Do I need to reset my Hidden and Cell State of my LSTM/GRU when training with batch size >1?

Patrick1 · February 5, 2022, 3:16pm

I have timeseries Data that I want to classify. In my Training Data I have 3 different Classes. Each class has about 50 examples. Each example is a timeseries constisting of 190 timesteps which is about 1.9 seconds .

Summarized:
3 Classes
Each Class has about 50 examples
Examples consist of 190 timesteps

What I did in the beginning was to train with batch size = 1. Now after my model is working and training I want to try different batch sizes. My professor told me I need to reset my hidden state and cell state when training with batch size >1. So after looking through the internet I came up with my following code but I am wondering if this is right. Constently setting my hidden state to 0 inside my forward function makes me think my model should not be able to learn

Here is my Class

class Model_LSTM(nn.Module):

    def __init__(self, n_features, n_classes, n_hidden, n_layers):            

        super().__init__()

        self.lstm = nn.LSTM(

            input_size=n_features,

            hidden_size=n_hidden,

            num_layers=n_layers,

            batch_first=True,

            dropout=0.75,

            bidirectional=True,

        )

        self.linear = nn.Linear()

        # HE-Initialisierung

        weight = torch.zeros(n_layers,n_hidden)

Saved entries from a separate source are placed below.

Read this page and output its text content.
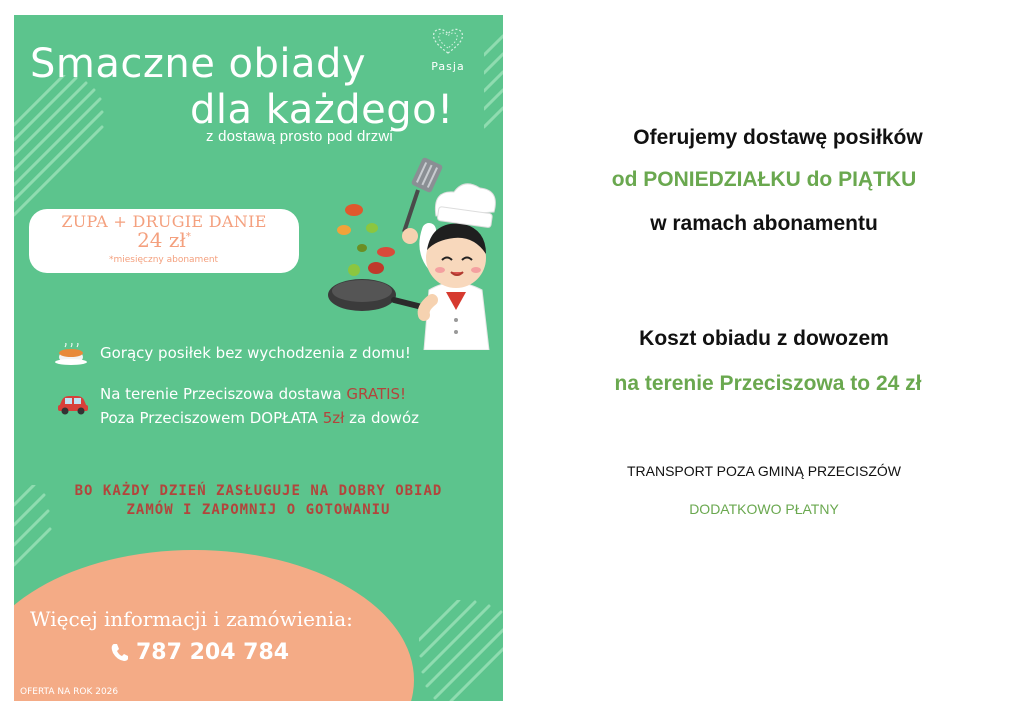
Smaczne obiady
dla każdego!
z dostawą prosto pod drzwi
Pasja
ZUPA + DRUGIE DANIE
24 zł*
*miesięczny abonament
Gorący posiłek bez wychodzenia z domu!
Na terenie Przeciszowa dostawa GRATIS!
Poza Przeciszowem DOPŁATA 5zł za dowóz
BO KAŻDY DZIEŃ ZASŁUGUJE NA DOBRY OBIAD
ZAMÓW I ZAPOMNIJ O GOTOWANIU
Więcej informacji i zamówienia:
787 204 784
OFERTA NA ROK 2026
Oferujemy dostawę posiłków
od PONIEDZIAŁKU do PIĄTKU
w ramach abonamentu
Koszt obiadu z dowozem
na terenie Przeciszowa to 24 zł
TRANSPORT POZA GMINĄ PRZECISZÓW
DODATKOWO PŁATNY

        nn.init.kaiming_uniform_(weight)

        self.weight = nn.Parameter(weight)

        self.classifier = nn.Linear(n_hidden, n_classes)


    def init_hidden(self):      

        hidden_state = torch.zeros(self.lstm.num_layers,batch_size,self.lstm.hidden_size)

        cell_state = torch.zeros(self.lstm.num_layers,batch_size,self.lstm.hidden_size)

        return (hidden_state, cell_state)

    def forward(self, x):

        self.hidden = self.init_hidden()

        _, (hidden, _) = self.lstm(x)                  

        out=hidden[-1]                                  

        return self.classifier(out)